4. Access authorisation

 However, access to the internal memory of your end device is required for the full use of App content so that the App can open the PDF files of the protection guides stored there and share the summary of your entries and results via an App of your choice. 

If this permission is revoked from the App, the determination of the action level will work and an overview of the corresponding protection guides will also continue to be displayed, but opening the PDF files and sharing the results will no longer work and the app will open a request that reads as follows: "Allow EMKG to access photos, media and other files on your device?" Then there is the option to either allow or deny access.

 If you do not allow or deny access, the use of the App's content will be restricted. 

5. Data subject rights

 In principle, you have the rights listed below in accordance with the European General Data Protection Regulation (GDPR) with regard to the personal data concerning you vis-à-vis the persons responsible who collect, store and process your personal data (here: vis-à-vis the App Store providers). 

You can only assert your rights vis-à-vis the responsible parties (App Store providers) who process your personal data, as the BAuA or its App does not collect, store and further process any personal data from you. 

5.1 Right to information (Article 15 GDPR)

 The right of access provides the data subject with a comprehensive insight into the data concerning him/her and some other important criteria, such as the purposes of processing or the duration of storage.

 5.2 Right of rectification (Article 16 GDPR)

 The right of rectification includes the possibility for the data subject to have inaccurate personal data concerning him/her corrected.

 5.3 Right to erasure (Article 17 GDPR)

 The right to erasure includes the possibility for the data subject to have data deleted from the controller. However, this is only possible if the personal data concerning him/her are no longer necessary, are being processed unlawfully or if consent has been withdrawn in this regard.

 5.4 Right to restriction of processing (Article 18 GDPR)

 The right to restriction of processing includes the possibility for the data subject to prevent further processing of his/her personal data for the time being.

 5.5 Duty of notification in connection with the rectification or erasure of personal data or the restriction of processing (Article 19 GDPR)
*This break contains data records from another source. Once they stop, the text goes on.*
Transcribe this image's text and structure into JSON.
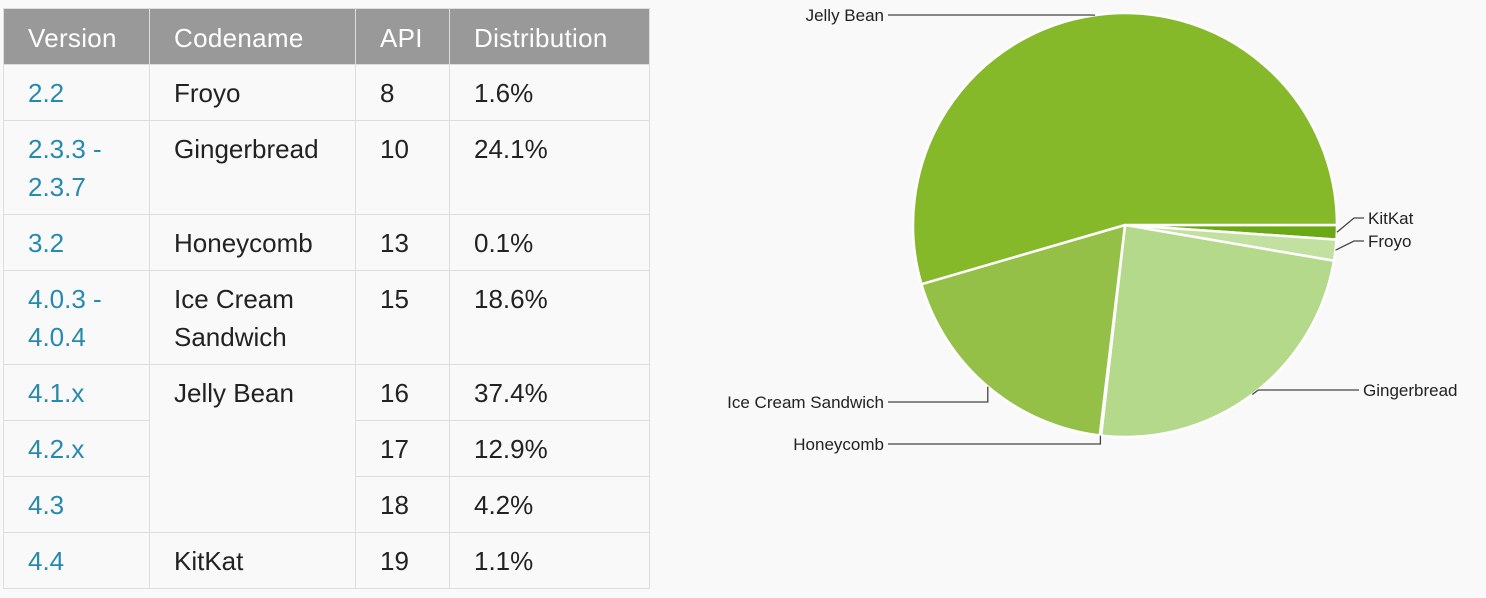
{
  "table": {
    "headers": {
      "version": "Version",
      "codename": "Codename",
      "api": "API",
      "distribution": "Distribution"
    },
    "rows": [
      {
        "version_lines": [
          "2.2"
        ],
        "codename": "Froyo",
        "api": "8",
        "distribution": "1.6%"
      },
      {
        "version_lines": [
          "2.3.3 -",
          "2.3.7"
        ],
        "codename": "Gingerbread",
        "api": "10",
        "distribution": "24.1%"
      },
      {
        "version_lines": [
          "3.2"
        ],
        "codename": "Honeycomb",
        "api": "13",
        "distribution": "0.1%"
      },
      {
        "version_lines": [
          "4.0.3 -",
          "4.0.4"
        ],
        "codename": "Ice Cream Sandwich",
        "api": "15",
        "distribution": "18.6%"
      },
      {
        "version_lines": [
          "4.1.x"
        ],
        "codename": "Jelly Bean",
        "api": "16",
        "distribution": "37.4%"
      },
      {
        "version_lines": [
          "4.2.x"
        ],
        "codename": "",
        "api": "17",
        "distribution": "12.9%"
      },
      {
        "version_lines": [
          "4.3"
        ],
        "codename": "",
        "api": "18",
        "distribution": "4.2%"
      },
      {
        "version_lines": [
          "4.4"
        ],
        "codename": "KitKat",
        "api": "19",
        "distribution": "1.1%"
      }
    ],
    "colors": {
      "header_bg": "#999999",
      "header_text": "#ffffff",
      "version_text": "#258aaf",
      "cell_text": "#222222",
      "border": "#dddddd"
    }
  },
  "chart_data": {
    "type": "pie",
    "labels": [
      "KitKat",
      "Froyo",
      "Gingerbread",
      "Honeycomb",
      "Ice Cream Sandwich",
      "Jelly Bean"
    ],
    "values": [
      1.1,
      1.6,
      24.1,
      0.1,
      18.6,
      54.5
    ],
    "colors": [
      "#6aa815",
      "#c2e1a1",
      "#b5d98a",
      "#a6cf70",
      "#95c048",
      "#86b92a"
    ],
    "start_angle_deg": 0,
    "direction": "clockwise",
    "background": "#f9f9f9"
  }
}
 The notification obligation includes that the controller shall notify all recipients to whom personal data have been disclosed of any rectification or erasure of the personal data or restriction of processing pursuant to Article 16, Article 17(1) and Article 18, unless this proves impossible or involves a disproportionate effort. If the data subject so requests, the controller shall inform the data subject of those recipients.

 5.6 Right of data portability (Article 20 GDPR)

 The right to data portability includes the possibility for the data subject to obtain from the controller the personal data concerning him or her in a commonly used, machine-readable format in order to have it transferred to another controller, if necessary.

 5.7 Right to object (Article 21 GDPR)

 The right to object includes the possibility for data subjects to object to the further processing of their personal data in a specific situation, insofar as this is justified by the performance of public tasks or public as well as private interests.

 5.8 Right to withdraw consent (Article 7 GDPR)

 Insofar as the processing of personal data is based on your consent (Article 6 (1 a) GDPR), you may revoke this consent for the relevant purpose at any time.

The lawfulness of the processing based on the consent given remains unaffected until receipt of the revocation.

 5.9 Right of complaint to the supervisory authority

 You have the option of contacting the supervisory authority responsible for the processing of your personal data if you are of the opinion that the processing of your personal data is not carried out in accordance with the requirements of the European General Data Protection Regulation (GDPR).